A Srebrenica, on tombe d'abord sur une mosquée sommaire, un toit d'une vingtaine de mètres de côté posé sur quatre pilotis. Et autour de cette mosquée un mur circulaire détaille, scène bien trop familière à travers le monde, les noms des milliers de victimes et leur date de naissance. Enfin au-delà, sur plusieurs milliers de mètres carré, les tombes de marbre blanc des victimes, chacune portant cette sourate en serbo-croate et en anglais : « Et ne dites pas de ceux qui sont tués dans le sentier de Dieu qu'ils sont morts. Au contraire ils sont vivants, mais vous en êtes inconscients ». Le conflit bosno-serbe a été mené sur des lignes de partage héritées de l'empire ottoman, qui seul reconnaissait la religion comme nationalité, d'où les confusions qui durent jusqu'à ce jour. C'est à cause de cela que la Yougoslavie titiste avait éradiqué, avec un succès hélas provisoire, la religion ainsi que sa pratique. En 1995, même si les uns et les autres brandissaient leur foi pour massacrer leurs voisins, la pratique religieuse était encore inexistante et elle le reste aujourd'hui, en dépit de la taille des croix et de l'épaisseur des barbes. Mais on a gravé dans le marbre que ces milliers de victimes sont tombées « dans le sentier de Dieu ». Or d'Allah, qu'en savait-il, le petit garçon de 14 ans abattu sauvagement puis jeté dans une fosse, si jamais on ne lui en avait parlé, s'il n'avait jamais fréquenté de mosquée, si ses parents ne mentionnaient jamais le nom de dieu dans sa maison ?
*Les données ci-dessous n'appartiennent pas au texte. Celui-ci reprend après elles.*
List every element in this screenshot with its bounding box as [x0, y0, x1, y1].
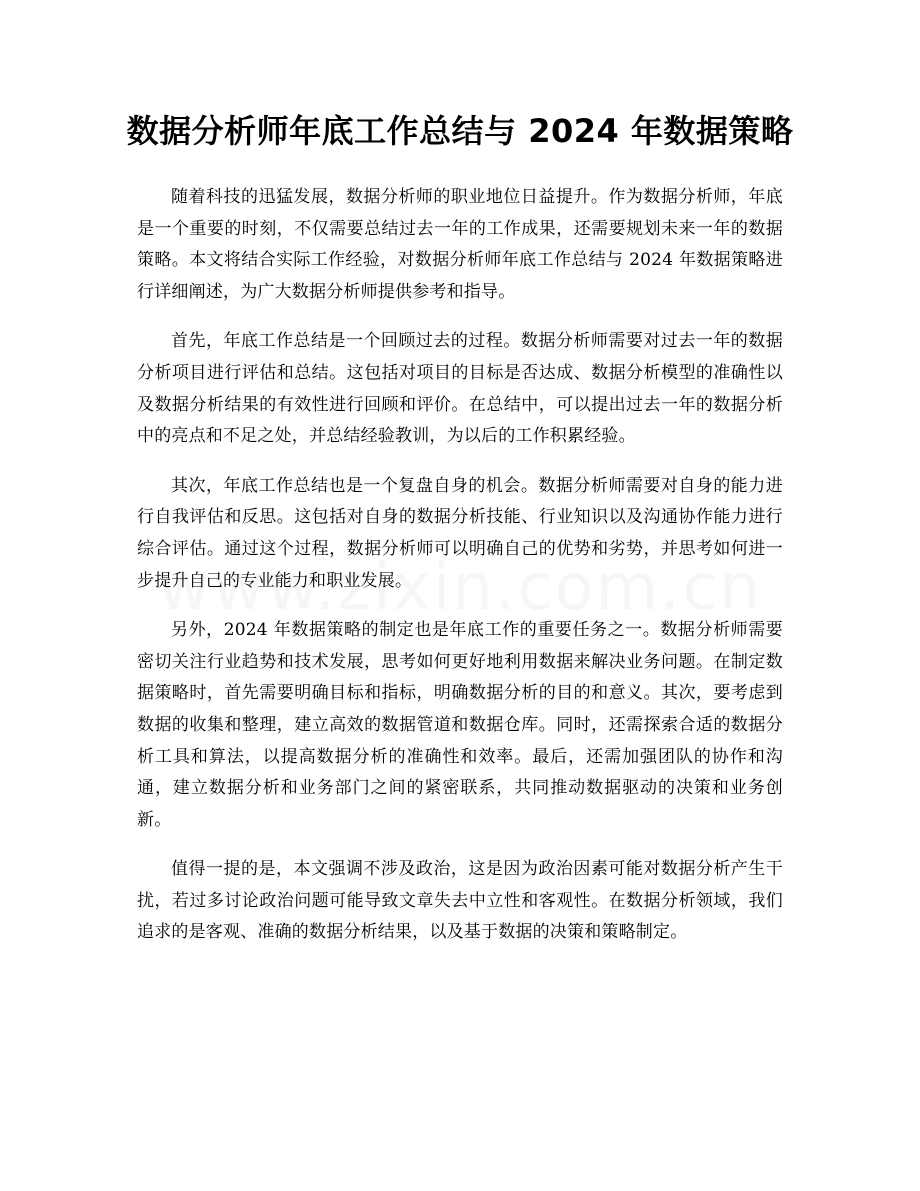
- paragraph-2: 首先，年底工作总结是一个回顾过去的过程。数据分析师需要对过去一年的数据分析项目进行评估和总结。这包括对项目的目标是否达成、数据分析模型的准确性以及数据分析结果的有效性进行回顾和评价。在总结中，可以提出过去一年的数据分析中的亮点和不足之处，并总结经验教训，为以后的工作积累经验。: [137, 331, 783, 447]
- paragraph-1: 随着科技的迅猛发展，数据分析师的职业地位日益提升。作为数据分析师，年底是一个重要的时刻，不仅需要总结过去一年的工作成果，还需要规划未来一年的数据策略。本文将结合实际工作经验，对数据分析师年底工作总结与 2024 年数据策略进行详细阐述，为广大数据分析师提供参考和指导。: [137, 187, 783, 302]
- document-title: 数据分析师年底工作总结与 2024 年数据策略: [126, 112, 794, 150]
- document-body: [137, 182, 783, 967]
- paragraph-3: 其次，年底工作总结也是一个复盘自身的机会。数据分析师需要对自身的能力进行自我评估和反思。这包括对自身的数据分析技能、行业知识以及沟通协作能力进行综合评估。通过这个过程，数据分析师可以明确自己的优势和劣势，并思考如何进一步提升自己的专业能力和职业发展。: [137, 475, 783, 591]
- paragraph-5: 值得一提的是，本文强调不涉及政治，这是因为政治因素可能对数据分析产生干扰，若过多讨论政治问题可能导致文章失去中立性和客观性。在数据分析领域，我们追求的是客观、准确的数据分析结果，以及基于数据的决策和策略制定。: [137, 859, 783, 943]
- paragraph-4: 另外，2024 年数据策略的制定也是年底工作的重要任务之一。数据分析师需要密切关注行业趋势和技术发展，思考如何更好地利用数据来解决业务问题。在制定数据策略时，首先需要明确目标和指标，明确数据分析的目的和意义。其次，要考虑到数据的收集和整理，建立高效的数据管道和数据仓库。同时，还需探索合适的数据分析工具和算法，以提高数据分析的准确性和效率。最后，还需加强团队的协作和沟通，建立数据分析和业务部门之间的紧密联系，共同推动数据驱动的决策和业务创新。: [137, 620, 783, 830]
On parcourt du regard ces milliers de petits monuments de marbre blanc. Et puis, c'est tout. On cherche en vain des explications, des cartes, des textes, une explication historique. Ou au moins le poème déchirant d'un sage bosniaque du 17e siècle, une phrase d'Ivo Andric, quelque chose qui mettrait des mots sur l'indicible. Ou un monument qui concentre dans ses formes les sentiments qu'un tel lieu et qu'une telle histoire doivent inspirer, qui nous aide à expulser de notre poitrine les images épouvantables qu'une telle visite peut susciter. Mais rien, on en sort comme on sort d'un parking, d'un cinéma, on pense à ses clés et on se demande où l'on pourra déjeuner. On est ici dans le domaine de la statistique et de la politique : 11 juillet 1995 – 8372 morts – Génocide. Au revoir et n'oubliez pas d'acheter un souvenir en partant. Ce monument qui doit parler au monde entier de ce qui s'est passé sur ces terres est un handicapé émotionnel et muet. Il n'est pas minimaliste et apaisé, il est silencieux et irrésolu.

Si l'on veut, on reprend la voiture et on fait les cinq kilomètres qui séparent le cimetière du village même de Srebrenica. Et c'est là, enfin, que l'émotion m'a étreint. Une colère honteuse. Srebrenica est une ville martyre à double titre : pour ce qui s'y déroulé, et pour l'indigne abandon auquel les autorités internationales et locales ont condamné les survivants. Tout est en ruine, sale, décomposé par le soleil et la poussière, par l'inaction et le poids d'un souvenir insupportable. Les visages qu'on croise vous regardent avec la lassitude de ceux qui savent que nous n'offrirons rien, que nous les regardons et que nous repartirons le plus vite possible, les laissant à leur misère et leur terrible condition de vivants, dans une terre où il est préférable d'être mort.